Pablo Eyzaguirre from Bioversity International, an
international agricultural research center, said, "Indigenous
and traditional communities should be supported in their
unique adaptation to marginal areas and ecosystem boundaries.
We need to respect ecosystem buffers that also provide
livelihoods, sacred spaces, and pathways for traditional
peoples."
The symposium's opening session consisted of a general
overview of climate change impacts and implications on the
global scale. Director of the Environmental Change Institute,
Professor Diana Liverman reviewed recent publications, such as
the Stern and IPCC reports, global, British and EU policy
developments, and initiatives developed by non-state actors
such as corporations, cities and nongovernmental
organizations.
Bedouins travel across Senegal's burning sands.
Presentaters stressed the multifaceted nature of climate
changes, not only in the wide variety of impacts, but also in
the interplay with other processes such as inter-annual
variation, habitat fragmentation, loss of biodiversity,
disempowerment, insecurity, and lack of understanding.
Recurrent topics were the role that indigenous and local
peoples play in maintaining and strengthening the resilience
of healthy ecosystems, as well as the spiritual, emotional and
moral implications of climate changes to local peoples.
Many indigenous peoples are showing how resourceful they are
in applying their traditional knowledge to create strategies
for lessening the impacts of natural disasters.
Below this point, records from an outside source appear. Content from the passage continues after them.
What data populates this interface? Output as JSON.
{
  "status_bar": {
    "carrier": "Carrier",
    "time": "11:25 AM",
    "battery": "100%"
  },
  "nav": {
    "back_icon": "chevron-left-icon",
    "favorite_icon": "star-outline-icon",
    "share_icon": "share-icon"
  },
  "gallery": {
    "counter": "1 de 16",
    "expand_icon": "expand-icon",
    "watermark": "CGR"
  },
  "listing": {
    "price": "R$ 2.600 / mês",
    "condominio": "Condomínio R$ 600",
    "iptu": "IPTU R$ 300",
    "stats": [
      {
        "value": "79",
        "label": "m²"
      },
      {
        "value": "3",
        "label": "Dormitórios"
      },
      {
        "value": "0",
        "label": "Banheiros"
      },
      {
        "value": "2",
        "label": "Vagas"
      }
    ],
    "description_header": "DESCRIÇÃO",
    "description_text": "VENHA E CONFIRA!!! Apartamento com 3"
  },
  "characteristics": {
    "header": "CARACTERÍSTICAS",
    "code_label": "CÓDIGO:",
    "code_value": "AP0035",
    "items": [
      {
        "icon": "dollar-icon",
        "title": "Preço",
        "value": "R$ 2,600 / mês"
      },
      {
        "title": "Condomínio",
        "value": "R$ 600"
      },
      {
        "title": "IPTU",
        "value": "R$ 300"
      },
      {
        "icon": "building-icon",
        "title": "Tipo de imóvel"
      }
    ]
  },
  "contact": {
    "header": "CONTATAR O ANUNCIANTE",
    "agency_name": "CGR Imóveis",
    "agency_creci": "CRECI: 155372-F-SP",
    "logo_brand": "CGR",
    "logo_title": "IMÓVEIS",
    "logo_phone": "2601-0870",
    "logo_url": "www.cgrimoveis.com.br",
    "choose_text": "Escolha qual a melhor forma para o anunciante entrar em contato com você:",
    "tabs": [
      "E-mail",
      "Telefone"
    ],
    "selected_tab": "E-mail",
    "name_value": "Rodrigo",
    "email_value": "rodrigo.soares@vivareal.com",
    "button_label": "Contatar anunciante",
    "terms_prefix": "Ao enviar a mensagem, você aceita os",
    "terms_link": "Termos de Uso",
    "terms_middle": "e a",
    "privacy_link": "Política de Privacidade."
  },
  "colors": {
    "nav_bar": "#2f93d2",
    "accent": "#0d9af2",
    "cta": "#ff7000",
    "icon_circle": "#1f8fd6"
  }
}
Some use strips of mangrove forest to absorb the force of
tidal surges and tsunamis, others apply genetic diversity in
crops to avoid total crop failure, and some communities
migrate among habitats as disaster strikes, participants
heard.
The symposium ended with a continuing planning session on
conjoined research and action for and by indigenous and local
peoples to afford them more prominence in the international
climate change discussion and action.